Many in this group were teachers and education consultants. Some were corporate, though not like in the seminars of the past when the room was filled with mostly male CEOs. Most of today’s seminarians are business entrepreneurs with private companies, social entrepreneurs running nonprofits, government officials in charge of agencies. Men and women are equally represented.

One participant last week was a young Romanian woman of Gypsy heritage who is studying on a Fulbright Scholarship at Vanderbilt University. Cristiana has written about Gypsy persecution for The New York Times, and she radiates an otherworldly identity with her proud yet maligned Romani culture. She took the lead role of Antigone in the Sophocles play from 400 B.C. that seminar groups have been performing since Mortimer Adler started the tradition in the 1950s.

On our Ashcroft hike, we talked about nature, starting with geology, which underscores all else. We strolled a quiet trail along the creek, birds singing, water rushing, a cool breeze stirring the air. We took time for brief solos by the water, where the flow of time slows naturally – just 15 minutes of quiet contemplation in nature to rejuvenate soul and psyche.
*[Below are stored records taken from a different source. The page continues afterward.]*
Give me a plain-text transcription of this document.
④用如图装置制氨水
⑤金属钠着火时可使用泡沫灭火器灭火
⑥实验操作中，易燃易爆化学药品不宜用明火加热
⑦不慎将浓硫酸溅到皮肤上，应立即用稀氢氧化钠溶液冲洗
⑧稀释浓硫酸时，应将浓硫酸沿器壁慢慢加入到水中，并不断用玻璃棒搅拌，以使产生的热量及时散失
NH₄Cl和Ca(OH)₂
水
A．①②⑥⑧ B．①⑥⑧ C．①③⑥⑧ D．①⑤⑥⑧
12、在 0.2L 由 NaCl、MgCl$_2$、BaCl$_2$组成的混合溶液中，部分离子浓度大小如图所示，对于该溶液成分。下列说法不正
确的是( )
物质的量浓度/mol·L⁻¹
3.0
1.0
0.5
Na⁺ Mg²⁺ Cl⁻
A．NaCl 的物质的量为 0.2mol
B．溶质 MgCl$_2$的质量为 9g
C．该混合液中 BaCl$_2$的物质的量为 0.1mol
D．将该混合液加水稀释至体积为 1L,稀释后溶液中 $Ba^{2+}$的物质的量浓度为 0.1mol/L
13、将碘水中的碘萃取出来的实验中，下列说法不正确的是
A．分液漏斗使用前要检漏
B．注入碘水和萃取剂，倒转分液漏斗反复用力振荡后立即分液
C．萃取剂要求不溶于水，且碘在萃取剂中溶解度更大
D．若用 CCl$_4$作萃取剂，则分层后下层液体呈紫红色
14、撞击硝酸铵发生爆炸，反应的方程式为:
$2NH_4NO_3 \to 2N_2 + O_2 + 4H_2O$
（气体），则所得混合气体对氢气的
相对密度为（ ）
That evening at Toklat we gathered at the fire ring where Stuart Mace once held court, where John Denver sang “Rocky Mountain High.” With percussion instruments, we found our own rhythm, beating drums and shaking maracas, watching the smoke curl into the starlit sky.

Maroon Lake at dawn was surreal with the lake as a reflecting pool, patches of blue sky emitting rays of sun that struck the Bells and turned them silver. Jocelle held out her arms and twirled in the snow, a huge grin on her face.

The Aspen Institute is not here by mistake. The blend of cerebral challenge and natural grandeur allows an unusual stimulus of which Jocelle was in the thrall. Walter and Elizabeth Paepcke would have smiled.